Titel: R. Wolf'sche Compoundlocomobile mit Condensation.
Autor: Anonymus
Fundstelle: 1896, Band 301/Miszelle 2 (S. 119)
URL: http://dingler.culture.hu-berlin.de/article/pj301/mi301mi05_2

R. Wolf'sche Compoundlocomobile mit Condensation.

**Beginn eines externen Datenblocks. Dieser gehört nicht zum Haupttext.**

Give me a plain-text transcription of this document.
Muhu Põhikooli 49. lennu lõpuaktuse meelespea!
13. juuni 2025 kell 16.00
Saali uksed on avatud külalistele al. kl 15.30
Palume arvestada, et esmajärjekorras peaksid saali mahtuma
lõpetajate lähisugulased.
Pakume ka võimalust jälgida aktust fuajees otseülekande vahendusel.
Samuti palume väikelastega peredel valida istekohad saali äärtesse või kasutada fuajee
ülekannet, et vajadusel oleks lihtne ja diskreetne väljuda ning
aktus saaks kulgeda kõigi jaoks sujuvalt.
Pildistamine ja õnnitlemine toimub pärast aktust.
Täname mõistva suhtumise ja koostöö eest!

In der Maschinenhalle von R. Wolf, Magdeburg-Buckau, der derzeitigen Berliner Gewerbeausstellung ist eine der grössten bisher gebauten Locomobilen ausgestellt. Sie hat eine normale Leistung von 200 effectiver und kann bis 350 gesteigert werden. (Die gewöhnliche Dreschlocomobile arbeitet in der Regel mit 10 .)

Die Maschine setzt zwei Gleichstromdynamo von je 110 Kilowatt in Betrieb, die zusammen 4000 bis 5000 Glühlampen speisen können, und erzeugt den elektrischen Strom für die Ladung einer Accumulatorenbatterie zum Betriebe der Motorboote, der Marineschauspiele und des Fahrstuhls im Thurm des Hauptrestaurants, wozu Abends noch die Beleuchtung des benachbarten Theaters „Alt-Berlin“ und der Ausstellung „Alt-Berlin“ kommt.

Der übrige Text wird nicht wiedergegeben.